Numa acepção mais filosófica, de acordo com o Houaiss, acidente pode significar, um “aspecto casual ou fortuito de uma realidade, que, por esta razão, é irrelevante para a compreensão do que nela é essencial e imprescindível”, por exemplo, “a cor azul de um tecido é um acidente que, por sua presença, não transforma a natureza essencial desse objeto”. Sob esse ponto de vista, fica mais fácil posicionar a obra da dupla mineira. Resumidamente, o documentário registra acontecimentos do dia-a-dia de 20 pequenas cidades do interior de Minas Gerais. Bucólicas ao extremo, as localidades parecem aqueles lugares dos quais a primeira impressão que se tem é: “não acontece nada por aqui”. Tomada após tomada, Guimarães e Lobato buscam desmentir essa concepção, detendo-se com suas câmeras no “irrelevante”: um copo balançado pelo vento, uma canção caipira cantada por uma dupla de velhinhos melancolicamente felizes, uma briga de cães de rua lindamente interrompida pelo cinegrafista, flagrado por um dos animais.

Até aí tudo bem. Sabe-se do poder que tem o cinema de oferecer novas possibilidades para o olhar, novas janelas para o mundo. Acontece que no filme a observação dos “acidentes” parece esconder um desejo outro, uma vontade de compreeder “essencias”. Para isso, vale recorrer ao estilo Flaherty de documentar para re-criar situações. Há no filme a tentativa de extrair um à vontade dos personagens/pessoas que desfilam pela tela. A construção, no entanto, parece ruir diante do excesso de beleza que se quer em tudo por.

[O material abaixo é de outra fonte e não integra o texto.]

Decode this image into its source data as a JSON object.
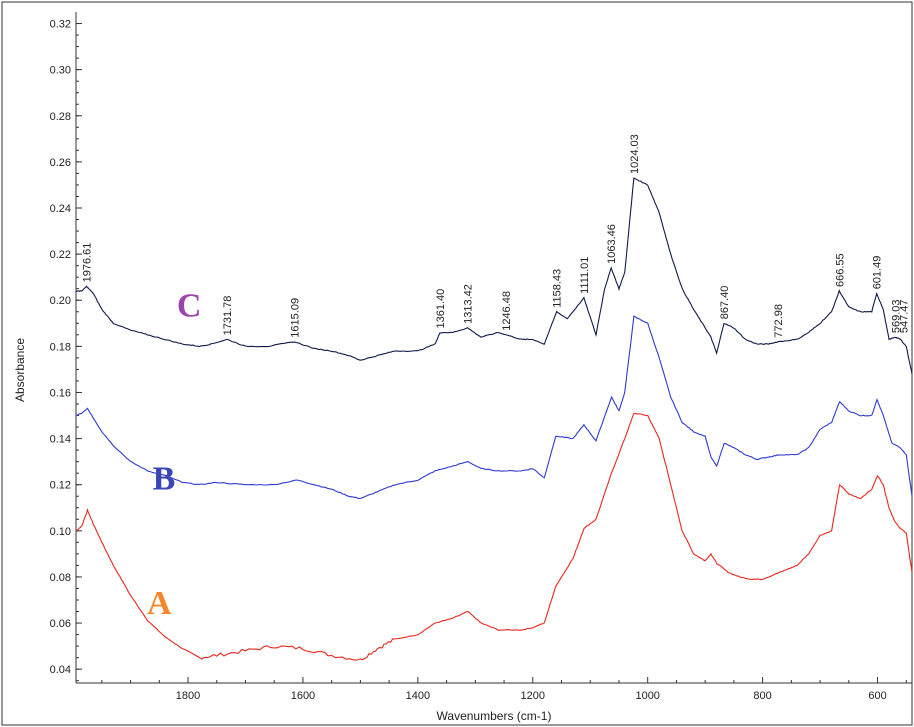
{
  "chart_data": {
    "type": "line",
    "xlabel": "Wavenumbers (cm-1)",
    "ylabel": "Absorbance",
    "xlim": [
      1995,
      540
    ],
    "ylim": [
      0.034,
      0.325
    ],
    "x_reversed": true,
    "xticks": [
      "1800",
      "1600",
      "1400",
      "1200",
      "1000",
      "800",
      "600"
    ],
    "yticks": [
      "0.04",
      "0.06",
      "0.08",
      "0.10",
      "0.12",
      "0.14",
      "0.16",
      "0.18",
      "0.20",
      "0.22",
      "0.24",
      "0.26",
      "0.28",
      "0.30",
      "0.32"
    ],
    "grid": false,
    "series": [
      {
        "name": "A",
        "color": "#e8281e",
        "label_color": "#f4862b",
        "label_pos": [
          1850,
          0.064
        ],
        "x": [
          1995,
          1985,
          1975,
          1965,
          1950,
          1930,
          1900,
          1870,
          1840,
          1810,
          1780,
          1750,
          1700,
          1650,
          1600,
          1550,
          1500,
          1470,
          1440,
          1400,
          1370,
          1340,
          1313,
          1290,
          1260,
          1220,
          1200,
          1180,
          1160,
          1130,
          1111,
          1090,
          1063,
          1040,
          1024,
          1000,
          980,
          960,
          940,
          920,
          900,
          890,
          880,
          860,
          840,
          820,
          800,
          780,
          760,
          740,
          720,
          700,
          680,
          666,
          650,
          630,
          610,
          600,
          590,
          580,
          570,
          560,
          550,
          540
        ],
        "y": [
          0.1,
          0.102,
          0.109,
          0.103,
          0.095,
          0.085,
          0.072,
          0.061,
          0.054,
          0.049,
          0.045,
          0.046,
          0.048,
          0.05,
          0.049,
          0.046,
          0.044,
          0.049,
          0.053,
          0.055,
          0.06,
          0.062,
          0.065,
          0.06,
          0.057,
          0.057,
          0.058,
          0.06,
          0.076,
          0.088,
          0.101,
          0.105,
          0.125,
          0.14,
          0.151,
          0.15,
          0.14,
          0.12,
          0.1,
          0.09,
          0.087,
          0.09,
          0.086,
          0.082,
          0.08,
          0.079,
          0.079,
          0.081,
          0.083,
          0.085,
          0.09,
          0.098,
          0.1,
          0.12,
          0.116,
          0.114,
          0.118,
          0.124,
          0.12,
          0.11,
          0.104,
          0.101,
          0.099,
          0.082
        ]
      },
      {
        "name": "B",
        "color": "#2f3bd0",
        "label_color": "#3a46b8",
        "label_pos": [
          1842,
          0.118
        ],
        "x": [
          1995,
          1985,
          1975,
          1965,
          1950,
          1930,
          1900,
          1870,
          1840,
          1810,
          1780,
          1750,
          1700,
          1650,
          1610,
          1580,
          1550,
          1520,
          1500,
          1470,
          1440,
          1400,
          1370,
          1340,
          1313,
          1290,
          1260,
          1220,
          1200,
          1180,
          1160,
          1130,
          1111,
          1090,
          1063,
          1050,
          1040,
          1024,
          1000,
          980,
          960,
          940,
          920,
          900,
          890,
          880,
          867,
          850,
          830,
          810,
          790,
          770,
          740,
          720,
          700,
          680,
          666,
          650,
          630,
          610,
          601,
          590,
          575,
          560,
          550,
          540
        ],
        "y": [
          0.15,
          0.151,
          0.153,
          0.149,
          0.143,
          0.137,
          0.13,
          0.126,
          0.124,
          0.121,
          0.12,
          0.121,
          0.12,
          0.12,
          0.122,
          0.12,
          0.118,
          0.115,
          0.114,
          0.117,
          0.12,
          0.122,
          0.126,
          0.128,
          0.13,
          0.127,
          0.126,
          0.126,
          0.127,
          0.123,
          0.141,
          0.14,
          0.146,
          0.139,
          0.158,
          0.152,
          0.16,
          0.193,
          0.19,
          0.175,
          0.158,
          0.147,
          0.143,
          0.141,
          0.132,
          0.128,
          0.138,
          0.136,
          0.133,
          0.131,
          0.132,
          0.133,
          0.133,
          0.136,
          0.144,
          0.147,
          0.156,
          0.152,
          0.15,
          0.15,
          0.157,
          0.15,
          0.138,
          0.136,
          0.133,
          0.115
        ]
      },
      {
        "name": "C",
        "color": "#111a4a",
        "label_color": "#9a45a8",
        "label_pos": [
          1798,
          0.193
        ],
        "x": [
          1995,
          1985,
          1976.61,
          1965,
          1950,
          1930,
          1900,
          1870,
          1840,
          1810,
          1780,
          1760,
          1731.78,
          1700,
          1660,
          1615.09,
          1580,
          1550,
          1520,
          1500,
          1470,
          1440,
          1400,
          1370,
          1361.4,
          1340,
          1313.42,
          1290,
          1260,
          1246.48,
          1220,
          1200,
          1180,
          1158.43,
          1140,
          1111.01,
          1090,
          1075,
          1063.46,
          1050,
          1040,
          1024.03,
          1000,
          980,
          960,
          940,
          920,
          900,
          890,
          880,
          867.4,
          850,
          830,
          810,
          790,
          772.98,
          740,
          720,
          700,
          680,
          666.55,
          650,
          630,
          610,
          601.49,
          590,
          580,
          569.03,
          560,
          550,
          540
        ],
        "y": [
          0.204,
          0.204,
          0.206,
          0.203,
          0.196,
          0.19,
          0.187,
          0.185,
          0.183,
          0.181,
          0.18,
          0.181,
          0.183,
          0.18,
          0.18,
          0.182,
          0.179,
          0.178,
          0.176,
          0.174,
          0.176,
          0.178,
          0.178,
          0.181,
          0.186,
          0.186,
          0.188,
          0.184,
          0.186,
          0.185,
          0.183,
          0.183,
          0.181,
          0.195,
          0.192,
          0.201,
          0.185,
          0.205,
          0.214,
          0.205,
          0.212,
          0.253,
          0.25,
          0.238,
          0.22,
          0.205,
          0.196,
          0.188,
          0.184,
          0.177,
          0.19,
          0.188,
          0.183,
          0.181,
          0.181,
          0.182,
          0.183,
          0.186,
          0.19,
          0.195,
          0.204,
          0.197,
          0.195,
          0.195,
          0.203,
          0.196,
          0.183,
          0.184,
          0.183,
          0.18,
          0.168
        ]
      }
    ],
    "peak_labels": [
      {
        "text": "1976.61",
        "x": 1976.61,
        "y": 0.206
      },
      {
        "text": "1731.78",
        "x": 1731.78,
        "y": 0.183
      },
      {
        "text": "1615.09",
        "x": 1615.09,
        "y": 0.182
      },
      {
        "text": "1361.40",
        "x": 1361.4,
        "y": 0.186
      },
      {
        "text": "1313.42",
        "x": 1313.42,
        "y": 0.188
      },
      {
        "text": "1246.48",
        "x": 1246.48,
        "y": 0.185
      },
      {
        "text": "1158.43",
        "x": 1158.43,
        "y": 0.195
      },
      {
        "text": "1111.01",
        "x": 1111.01,
        "y": 0.201
      },
      {
        "text": "1063.46",
        "x": 1063.46,
        "y": 0.214
      },
      {
        "text": "1024.03",
        "x": 1024.03,
        "y": 0.253
      },
      {
        "text": "867.40",
        "x": 867.4,
        "y": 0.19
      },
      {
        "text": "772.98",
        "x": 772.98,
        "y": 0.182
      },
      {
        "text": "666.55",
        "x": 666.55,
        "y": 0.204
      },
      {
        "text": "601.49",
        "x": 601.49,
        "y": 0.203
      },
      {
        "text": "569.03",
        "x": 569.03,
        "y": 0.184
      },
      {
        "text": "547.47",
        "x": 555.0,
        "y": 0.184
      }
    ]
  }
}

O desejo de controle pula da tela lá pelo meio do filme, quando, num ponto chave, os diretores conversam com Black, uma moça, digamos, descolada que, a seu modo, se vangloria da própria personalidade. Estamos na rua, à luz do dia. A mulher fala empolgada, exibindo orgulhosa o corpo, o seio: “Pergunta aí, todo mundo conhece a Black”. Corta. Estamos agora num quarto escuro. Noite. Sob parca iluminação, vislumbramos a silhueta da Black. É outra Black. Agora, em contraste com a imegem imediatamente anterior, seu olhar, entre as sombras, espalha no ambiente uma profunda tristeza. Ao fundo, uma música pesada ressalta o dramático da situação. Numa cena, o brilho da Black se esvai. Vemos a Black como os diretores querem que a vejamos, como alguém que “faz festa para esconder a tristeza”. De acidental, quase nada.
O interessante é que – acidentalmente? – o filme de Cao Guimarães e Pablo Lobato ganha importância no documentarismo brasileiro recente justamente por passar longe da escola Coutinho de entrevistas e metalinguagem, espaço onde o inesperado, de fato, dá as caras. Em vários pontos, Acidente tem uma estrutura clássica que, como dito acima, remete frequentemente às experiências bem sucedidas de Flaherty, nos primórdios do gênero. Em Acidente não existe a denúncia do sujeito por trás da câmera. Interessa mais a construção do que a reflexão. A beleza, em Acidente, está na justamente na ausência do acidente.